Re: RS/RE, again (sorry)

I have tried to re-read the last week's worth of postings on REs,
and I'm still not sure I've internalized all the pros and cons.
Nevertheless, I'm going to try to summarize some of my current
thoughts.

I want to be able to use HyTime treelocs and datalocs to address into
my XML document, and I want the addresses that I created in my
authoring tool that has/reads/uses the DTD to point to the same place
when I bring the document up in a browser that doesn't have/read/use
the DTD.  Insofar as XML defines whitespace handling so that the
datalocs resolve differently in the two cases, I think we have made a
mistake.  (There are other reasons I want whitespace handling to be
identical with and without the DTD, but this is one obvious reason.)

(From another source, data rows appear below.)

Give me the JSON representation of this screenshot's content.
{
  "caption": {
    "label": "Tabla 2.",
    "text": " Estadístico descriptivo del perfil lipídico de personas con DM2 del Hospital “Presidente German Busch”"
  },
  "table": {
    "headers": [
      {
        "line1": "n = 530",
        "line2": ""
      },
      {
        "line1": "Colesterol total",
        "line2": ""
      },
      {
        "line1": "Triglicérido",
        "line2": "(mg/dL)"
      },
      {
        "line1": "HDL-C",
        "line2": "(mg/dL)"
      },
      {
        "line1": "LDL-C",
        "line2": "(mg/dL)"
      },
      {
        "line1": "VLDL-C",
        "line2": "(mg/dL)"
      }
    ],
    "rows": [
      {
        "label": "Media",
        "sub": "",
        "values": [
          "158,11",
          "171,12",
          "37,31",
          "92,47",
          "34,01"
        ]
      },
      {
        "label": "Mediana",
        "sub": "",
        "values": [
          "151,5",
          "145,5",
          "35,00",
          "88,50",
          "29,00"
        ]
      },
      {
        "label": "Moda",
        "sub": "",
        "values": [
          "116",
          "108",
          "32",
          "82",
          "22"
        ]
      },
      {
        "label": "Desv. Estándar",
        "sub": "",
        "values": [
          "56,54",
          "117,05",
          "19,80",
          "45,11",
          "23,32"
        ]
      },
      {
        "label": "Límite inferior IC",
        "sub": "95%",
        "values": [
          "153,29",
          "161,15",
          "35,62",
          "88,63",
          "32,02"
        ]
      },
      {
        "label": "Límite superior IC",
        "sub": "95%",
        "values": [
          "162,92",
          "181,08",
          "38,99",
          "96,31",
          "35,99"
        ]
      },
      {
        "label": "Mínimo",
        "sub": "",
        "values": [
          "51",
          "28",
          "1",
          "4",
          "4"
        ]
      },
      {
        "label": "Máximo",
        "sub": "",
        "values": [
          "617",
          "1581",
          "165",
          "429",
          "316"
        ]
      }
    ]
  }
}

The above implies for me that we cannot leave the decision of what
whitespace is significant to the style sheet.  (We can and should
leave the decision of what the application does with the significant
whitespace up to the application in consultation with the style sheet.
Therefore, deciding if an RE in data characters should be formatted as
an interword space or if consecutive whitespace is collapsed should be
a matter left to the style sheet and application, but whether the XML
parser/grove constructor passes a given whitespace character on to the
application as data must be well-defined in the XML spec without
reference to the style sheet.)

I really do not like having special attributes in the document
instance.  Having magic attributes that affect parsing feels quite
wrong to me to say nothing of how kludgy it looks to have -XML-...
attributes mentioned in the XML spec.  It also means all tools that
will use DTDs will have to know about these magic attributes, since
they may be in the instance but not in the DTD (trust me, someone will
use a DTD without -XML- attrs and generate some XML instance, send it
to another tool that doesn't use DTDs, use that tool to insert -XML-
attrs, then return it to the original tool and be surprised if that
original tool complains about the -XML- attrs that are part and parcel
of the XML standard itself).

If we have defined the concept of well-formed XML precisely so that we
can deal with XML instances without DTDs, then I suggest we refine the
definition of well-formedness to include what we might call "normalized
whitespacing." An XML document is well-formed (and therefore can be
properly processed without reference to a DTD) *only* if it contains no
(non-markup) whitespace that would be insignificant if it were parsed
with reference to its DTD.

The above paragraph doesn't have to mean that every RE is significant.
As Tim posted recently, editors will break lines, "deal with it." (For
those who want to debate whether this is really a requirement or not by
making technical arguments, please accept the following:  my customers
require it--end of discussion.  For what it's worth, my customers do
not want record ends introduced in markup.  We have actually had
several customers submit "bugreports" when they find we have introduced
a record end within a start tag.)  What the previous paragraph does
seem to mean is that whatever REs XML deems to be insignificant must be
determined to be insignificant regardless of the content model since we
may not have the DTD.  For example, we can say (as I believe we have in
the current XML draft) that an RE immediately following a start tag is
insignificant thereby providing places editors and others can introduce
record ends while still allowing all XML processors to interpret the
results identically without requiring knowledge of the DTD.

paul

Received on Monday, 16 December 1996 13:32:45 UTC